Majelis hakim menyatakan tidak ada dasar yang memadai untuk menghapus dakwaan, sehingga agenda selanjutnya akan mencakup pemeriksaan saksi dan pengumpulan bukti lebih lanjut.

Rully menjelaskan bahwa laporan pidana dari Abadi Tjendera didasarkan pada sertifikat kepemilikan tanah yang resmi, yang terdaftar di Badan Pertanahan Nasional (BPN) dan diperoleh melalui transaksi jual beli yang divalidasi oleh Pejabat Pembuat Akta Tanah (PPAT).

“Di sisi lain, terdakwa hanya bergantung pada dokumen pelepasan hak tanah dan kuasa dari tahun 2000. Mereka telah menduduki, membangun, memagari, serta menyewakan lahan itu tanpa izin dari pemilik yang sah,” jelasnya.

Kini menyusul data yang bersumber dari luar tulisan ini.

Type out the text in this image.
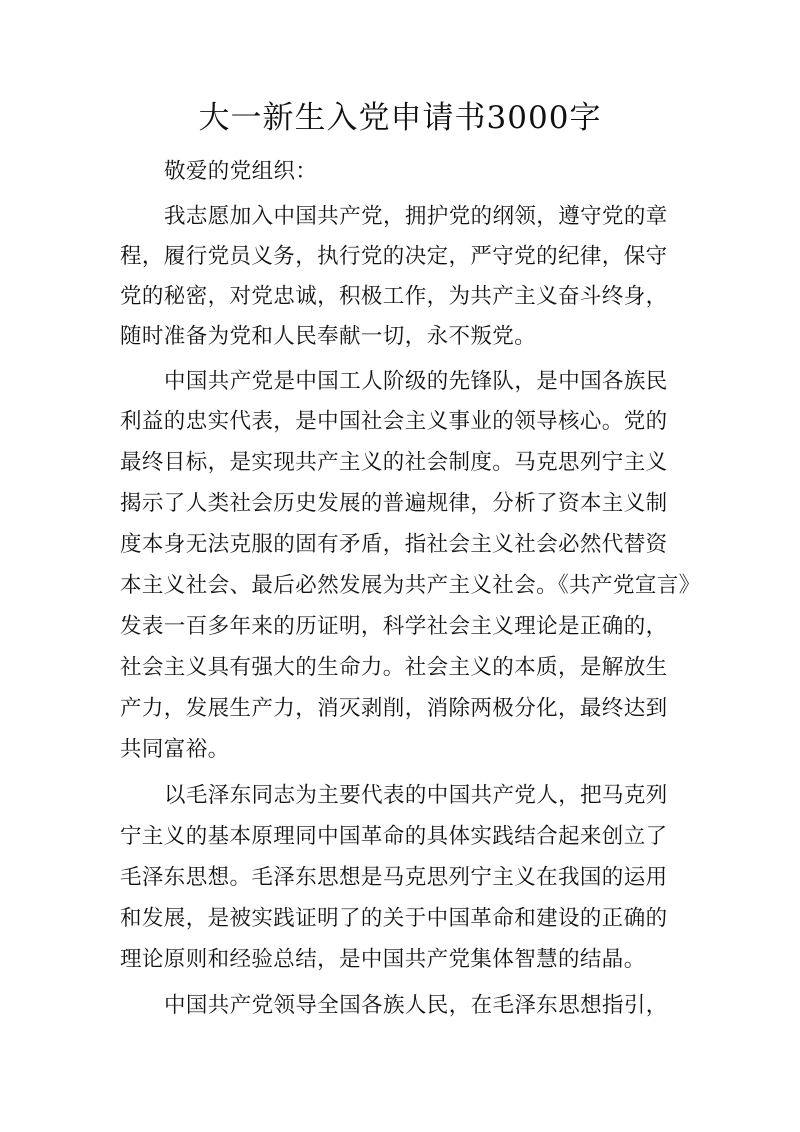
大一新生入党申请书3000字

敬爱的党组织：

我志愿加入中国共产党，拥护党的纲领，遵守党的章

程，履行党员义务，执行党的决定，严守党的纪律，保守

党的秘密，对党忠诚，积极工作，为共产主义奋斗终身，

随时准备为党和人民奉献一切，永不叛党。

中国共产党是中国工人阶级的先锋队，是中国各族民

利益的忠实代表，是中国社会主义事业的领导核心。党的

最终目标，是实现共产主义的社会制度。马克思列宁主义

揭示了人类社会历史发展的普遍规律，分析了资本主义制

度本身无法克服的固有矛盾，指社会主义社会必然代替资

本主义社会、最后必然发展为共产主义社会。《共产党宣言》

发表一百多年来的历证明，科学社会主义理论是正确的，

社会主义具有强大的生命力。社会主义的本质，是解放生

产力，发展生产力，消灭剥削，消除两极分化，最终达到

共同富裕。

以毛泽东同志为主要代表的中国共产党人，把马克列

宁主义的基本原理同中国革命的具体实践结合起来创立了

毛泽东思想。毛泽东思想是马克思列宁主义在我国的运用

和发展，是被实践证明了的关于中国革命和建设的正确的

理论原则和经验总结，是中国共产党集体智慧的结晶。

中国共产党领导全国各族人民，在毛泽东思想指引，
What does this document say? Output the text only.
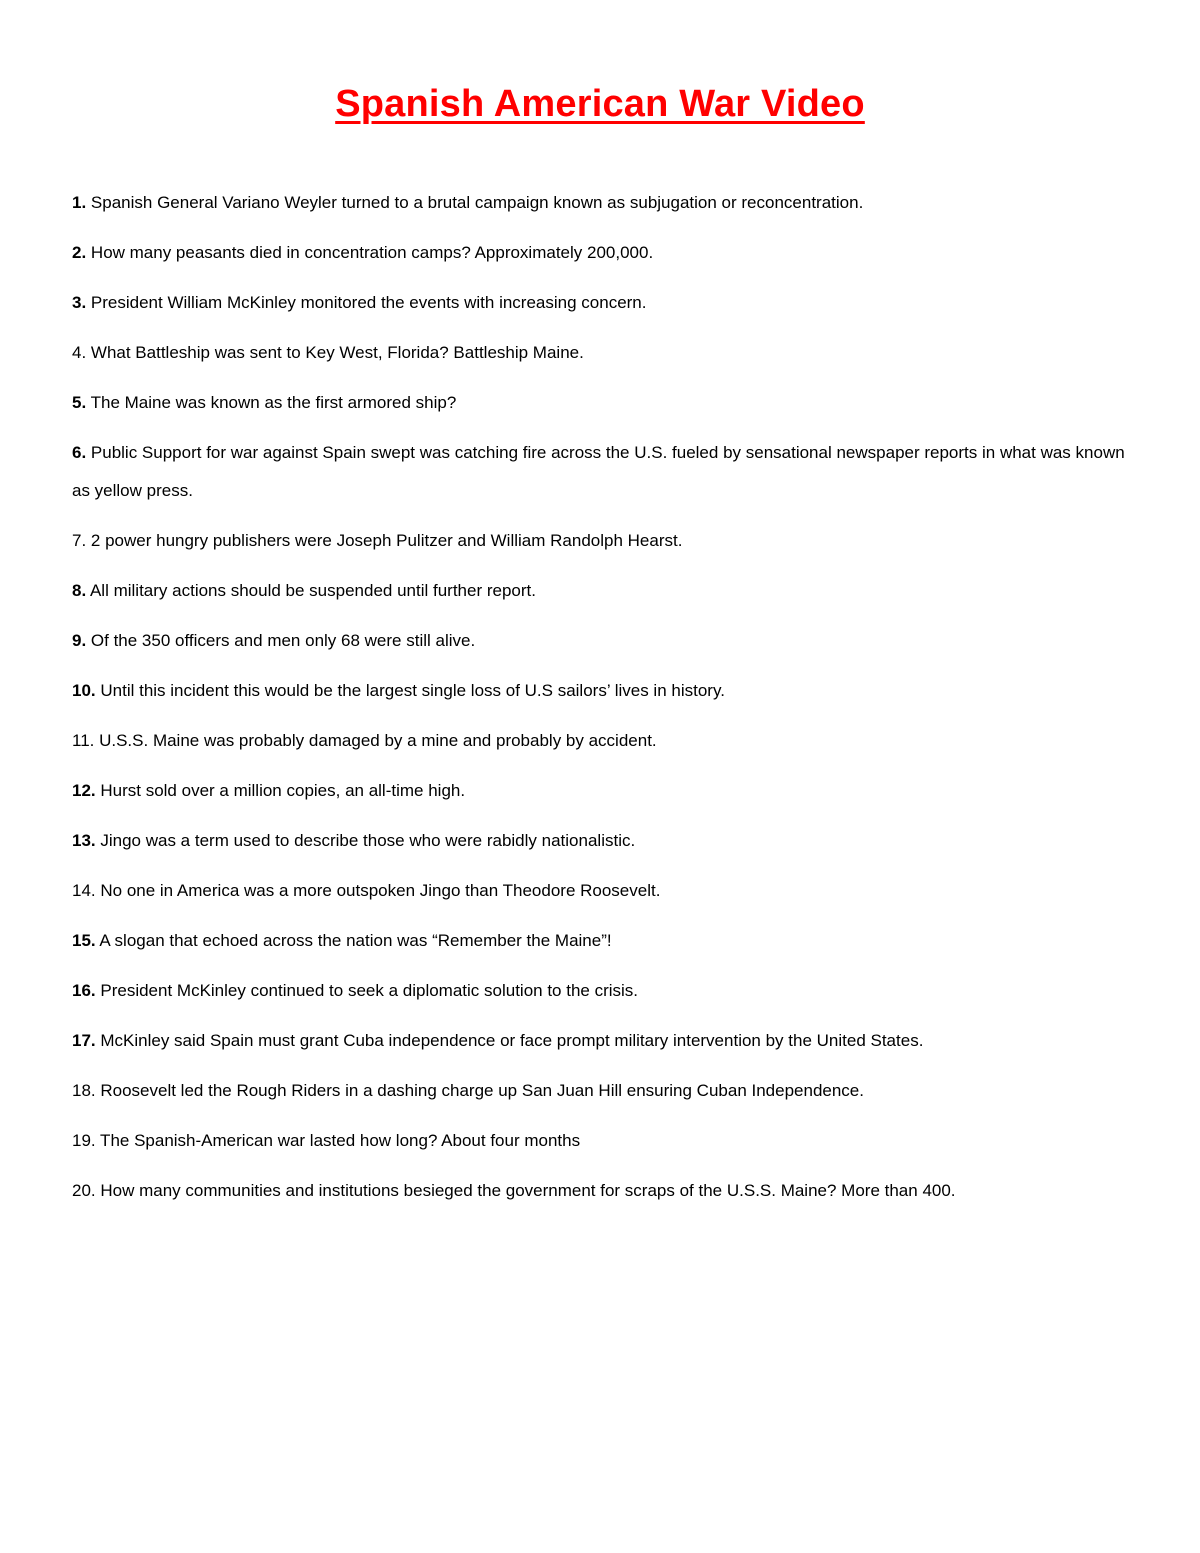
Spanish American War Video
1. Spanish General Variano Weyler turned to a brutal campaign known as subjugation or reconcentration.
2. How many peasants died in concentration camps? Approximately 200,000.
3. President William McKinley monitored the events with increasing concern.
4. What Battleship was sent to Key West, Florida? Battleship Maine.
5. The Maine was known as the first armored ship?
6. Public Support for war against Spain swept was catching fire across the U.S. fueled by sensational newspaper reports in what was known as yellow press.
7. 2 power hungry publishers were Joseph Pulitzer and William Randolph Hearst.
8. All military actions should be suspended until further report.
9. Of the 350 officers and men only 68 were still alive.
10. Until this incident this would be the largest single loss of U.S sailors’ lives in history.
11. U.S.S. Maine was probably damaged by a mine and probably by accident.
12. Hurst sold over a million copies, an all-time high.
13. Jingo was a term used to describe those who were rabidly nationalistic.
14. No one in America was a more outspoken Jingo than Theodore Roosevelt.
15. A slogan that echoed across the nation was “Remember the Maine”!
16. President McKinley continued to seek a diplomatic solution to the crisis.
17. McKinley said Spain must grant Cuba independence or face prompt military intervention by the United States.
18. Roosevelt led the Rough Riders in a dashing charge up San Juan Hill ensuring Cuban Independence.
19. The Spanish-American war lasted how long? About four months
20. How many communities and institutions besieged the government for scraps of the U.S.S. Maine? More than 400.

Menurut Rully, aksi penguasaan lahan tanpa wewenang tersebut jelas termasuk dalam kategori pelanggaran hukum pidana, bukan sekadar perselisihan perdata seperti yang dituduhkan oleh terdakwa. Ia menganggap klaim perdata tersebut sebagai strategi untuk menyimpangkan fokus dari realitas hukum yang sebenarnya.

“Apabila setiap pelanggaran atas hak kepemilikan dianggap sebagai masalah perdata saja, maka para pelaku kejahatan tanah akan dengan mudah lolos dari sanksi pidana,” katanya.

Selain itu, Rully menyayangkan semakin banyaknya narasi kriminalisasi yang beredar di media sosial, karena hal itu berpotensi memanipulasi pendapat masyarakat dan mengganggu kemandirian lembaga penegak hukum.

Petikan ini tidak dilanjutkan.